Ranperda Kelembagaan Digodok

Kabag Organisasi Setda Bone bersama Tim Pengkaji menyusun konsep Ranperda kelembagaan sebagai tindaklanjut PP Nomor 18 tahun 2016, Rabu 10 Agustus lalu.

PENULIS : ROSDIANA SULJA

WATAMPONE, RB–Pemerintah Kabupaten Bone melalui Bagian Organisasi Setda Bone bersama Tim Pengkaji mulai menggodok Rancangan Peraturan Daerah (Ranperda) mengenai Pembentukan Kelembagaan Baru yang mengacu pada PP Nomor 18 Tahun 2016.
Dalam rapat di ruang kerja Kabag Organisasi Setda Bone, Rabu 10 Agustus lalu, Tim Pengkaji dari Akademisi, Bagian Hukum Setda Bone, Bagian Pemdes dan lainnya menyusun konsep Ranperda.

Kabag Organisasi Setda Bone, Drs A Amran MSi kepada RADAR BONE menegaskan, Ranperda kelembagaan dikonsep sambil menunggu hasil pembobotan dan Kemendagri.
“KUA PPAS 2017 yang ditargetkan rampung pada Agustus mendatang sudah harus mengacu pada lembaga baru yang terbentuk,” tegas Amran.

Masalahnya, hingga saat ini kata dia, jumlah SKPD yang terbentuk belum jelas karena hasil pembobotan, nomenklatur hingga tupoksi dari lembaga yang terbentuk belum diturunkan Kemendagri.
“Inilah dilemanya, karena kita dituntut mempercepat proses dibawah sementara dasar yang menjadi acuan belum ada. Kalau nomenklatur dan tupoksi setiap lembaga tidak jelas, bisa tumpang tindih jadinya,” kata Kabag ini.

BACA JUGA  Diduga Ada Penarikan Liar

Olehnya itu, konsep Ranperda sengaja dipersiapkan sejak dini sehingga ketika hasil pembobotan dari Kemendagri turun, langsung bisa diselesaikan juga Ranperdanya. Mengenai jumlah SKPD baru yang akan terbentuk ataupun SKPD yang bergabung, kata Amran, hingga kini masih belum jelas.

“Yang jelas setiap urusan akan diwadahi satu SKPD. Urusan yang ditetapkan yakni Urusan wajib terbagi dua yakni Pelayanan Dasar dan Non Pelayanan Dasar, dan juga ada Urusan Pilihan,” bebernya.
Pelayanan Dasar meliputi Pendidikan, Kesehatan, Perumahan, Pekerjaan Umum dan Tata Ruang, Sosial dan Trantibum, kebakaran dan Satpol PP.

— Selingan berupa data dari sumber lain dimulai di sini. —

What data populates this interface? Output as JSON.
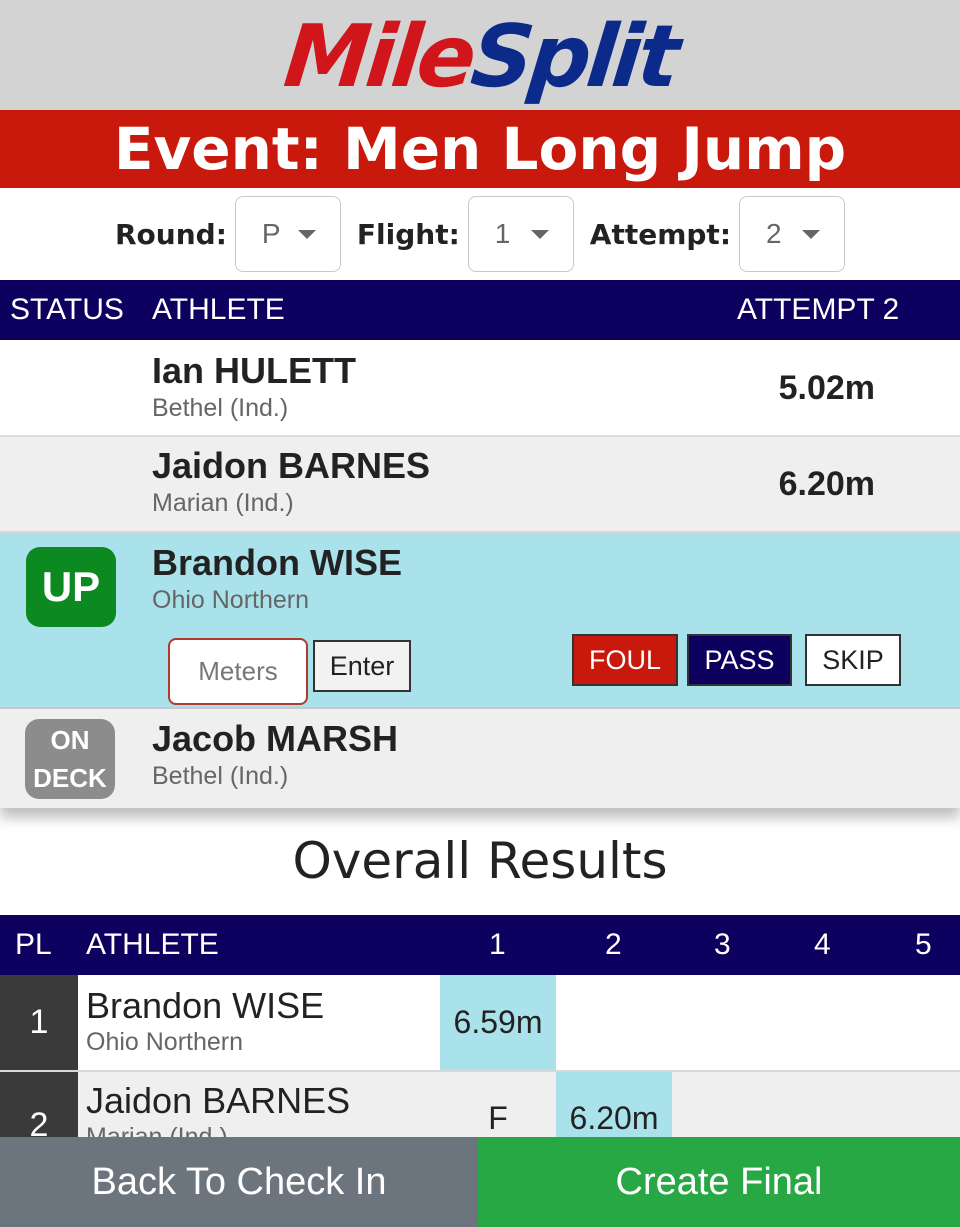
{
  "logo": {
    "part1": "Mile",
    "part2": "Split"
  },
  "event_title": "Event: Men Long Jump",
  "selectors": [
    {
      "label": "Round:",
      "value": "P"
    },
    {
      "label": "Flight:",
      "value": "1"
    },
    {
      "label": "Attempt:",
      "value": "2"
    }
  ],
  "attempt_table": {
    "headers": {
      "status": "STATUS",
      "athlete": "ATHLETE",
      "attempt": "ATTEMPT 2"
    },
    "rows": [
      {
        "name": "Ian HULETT",
        "team": "Bethel (Ind.)",
        "mark": "5.02m"
      },
      {
        "name": "Jaidon BARNES",
        "team": "Marian (Ind.)",
        "mark": "6.20m"
      },
      {
        "status": "UP",
        "name": "Brandon WISE",
        "team": "Ohio Northern"
      },
      {
        "status_line1": "ON",
        "status_line2": "DECK",
        "name": "Jacob MARSH",
        "team": "Bethel (Ind.)"
      }
    ],
    "entry": {
      "placeholder": "Meters",
      "enter_label": "Enter",
      "foul_label": "FOUL",
      "pass_label": "PASS",
      "skip_label": "SKIP"
    }
  },
  "overall": {
    "title": "Overall Results",
    "headers": {
      "pl": "PL",
      "athlete": "ATHLETE",
      "a1": "1",
      "a2": "2",
      "a3": "3",
      "a4": "4",
      "a5": "5"
    },
    "rows": [
      {
        "pl": "1",
        "name": "Brandon WISE",
        "team": "Ohio Northern",
        "a1": "6.59m",
        "a2": ""
      },
      {
        "pl": "2",
        "name": "Jaidon BARNES",
        "team": "Marian (Ind.)",
        "a1": "F",
        "a2": "6.20m"
      }
    ]
  },
  "footer": {
    "back_label": "Back To Check In",
    "create_label": "Create Final"
  },
  "colors": {
    "red": "#c8190c",
    "navy": "#0d005e",
    "up_green": "#0c8a21",
    "highlight": "#aae2ec",
    "create_green": "#28a745",
    "back_gray": "#6c757d"
  }
}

Sementara Non Pelayanan Dasar meliputi Kependudukan, Ketenagakerjaan, Pangan, Statistik, Persandian, Arsip, Keuangan dan Pemberdayaan Masyarakat. Sementara untuk Urusan pilihan meliputi Pertanian, Perdagangan, Perikanan, Koperasi
“Untuk ESDM yang dutarik ke Provinsi tetap akan ada bidang di daerah seperti yang menangani Energi Panas Bumi dan akan bergabung dengan urusan serumpun. Sedangkan penyuluh menjadi domain Pemerintah pusat dan Dinas Kelautan Perikanan ditarik ke Pemprov,” imbuhnya.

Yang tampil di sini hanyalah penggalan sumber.